Tuesday, 21 May 2019
Eric Fournier: The Battalions of Impiety: A Bishop’s Perspective on the Vandal Migration
“Finding a province that enjoyed peace and tranquility, the Vandals threatened on all sides the magnificence of this flourishing land with the battalions of impiety.” Thus Victor of Vita describes the Vandal migration into North Africa in his Historia persecutionis africana prouinciae(1.3). Obviously not a neutral representation, this description was, rather, part of an elaborate rhetorical narrative aiming to highlight the religious nature of what Victor saw as an invasion and a persecution by the heretical new masters of North Africa. Victor was a cleric who conceived the world as polarized, divided between theologically correct Catholics (Nicene Christians) and heretical Arians (Homoian Christians). He was not a historian of the Vandal migration, yet he provides the best evidence for the Vandal migration. Hence the importance of analyzing and understanding the rhetorical elements of his text.

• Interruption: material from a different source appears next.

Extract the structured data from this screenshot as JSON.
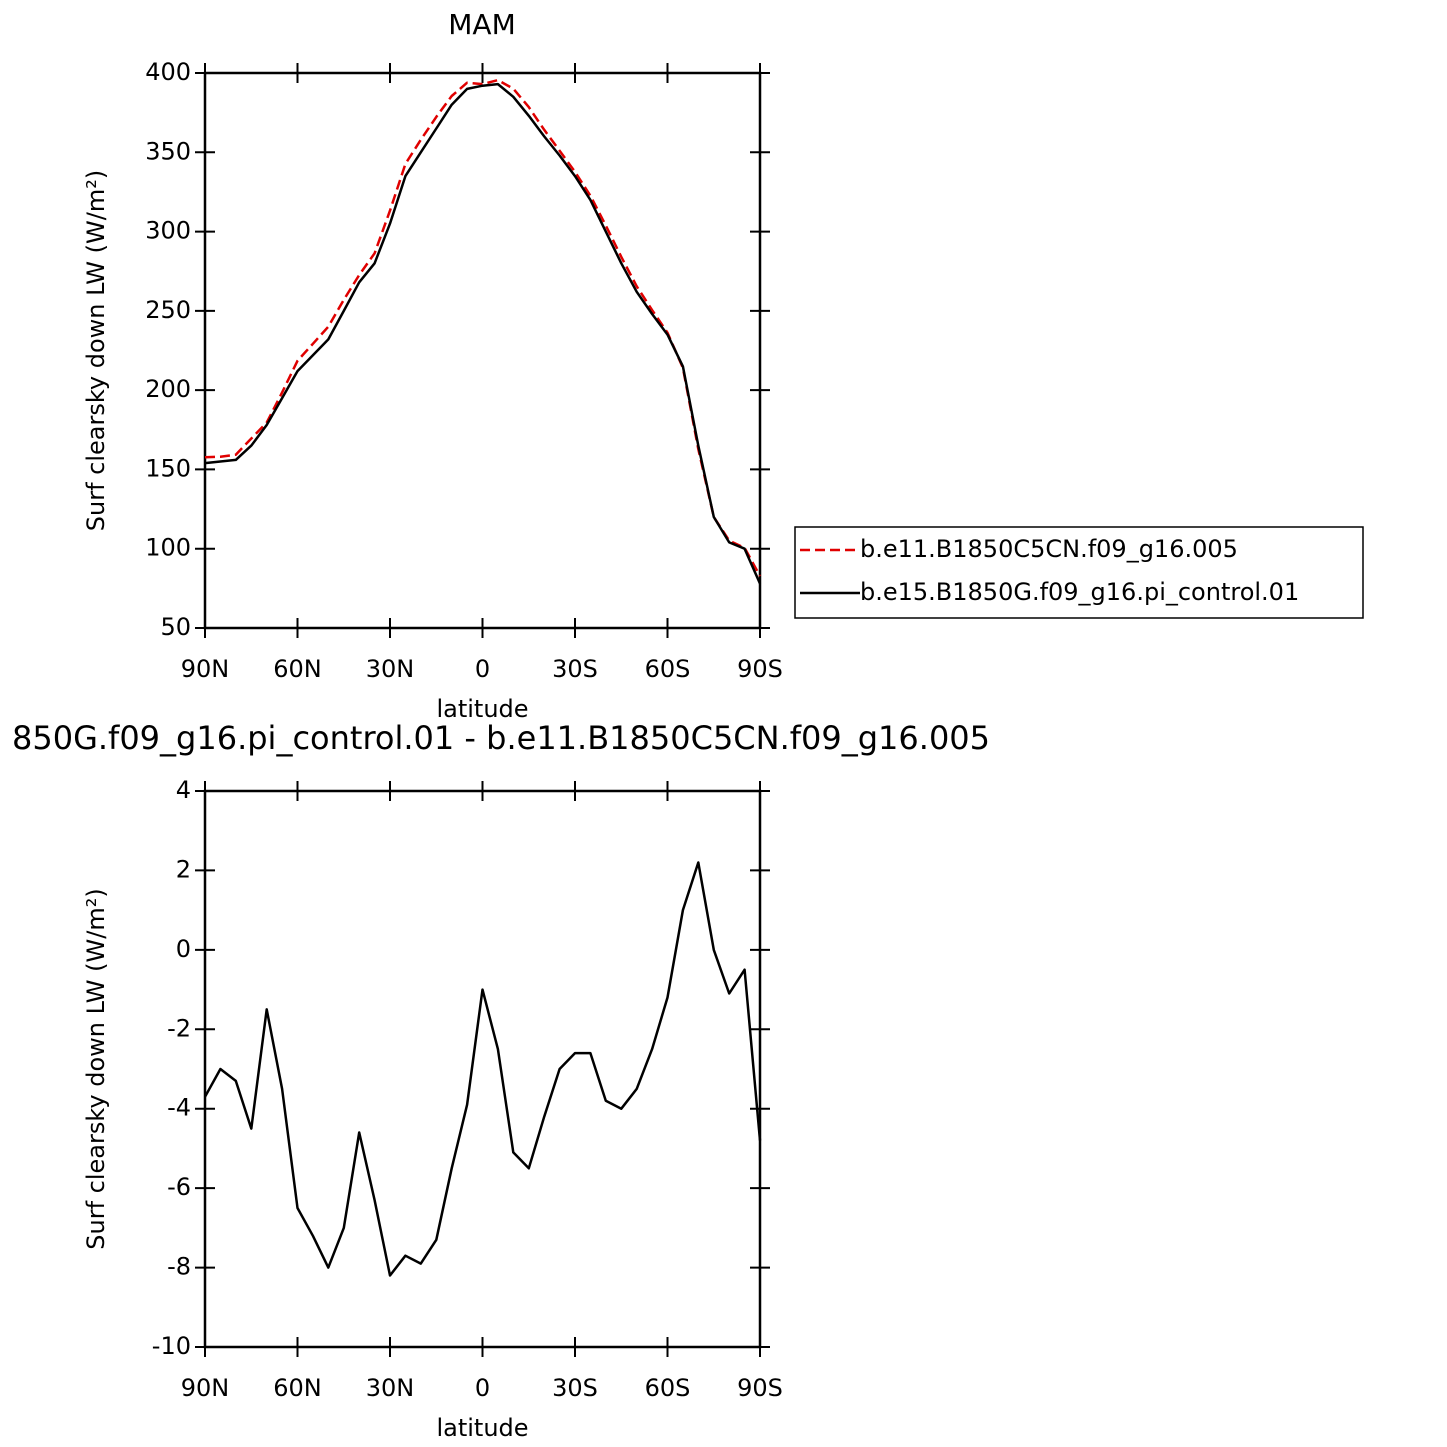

This paper argues that Victor’s rhetorical depiction of the Vandal migration is completely conditioned by his theological views. Victor wrote over fifty years after the migration (after 484 CE) and he retroactively applied his knowledge of a later, short-lived episode of religious coercion that followed a council of bishops in 484, to the whole Vandal period up to his time. His systematic use of vocabulary relating to violence, cruelty and furor, as well as his depiction of Vandals as barbaric enemies, are good evidence of his rhetoric at play. Victor’s text is first-hand evidence of the Nicene reaction to the Vandal migration, but not of the migration itself.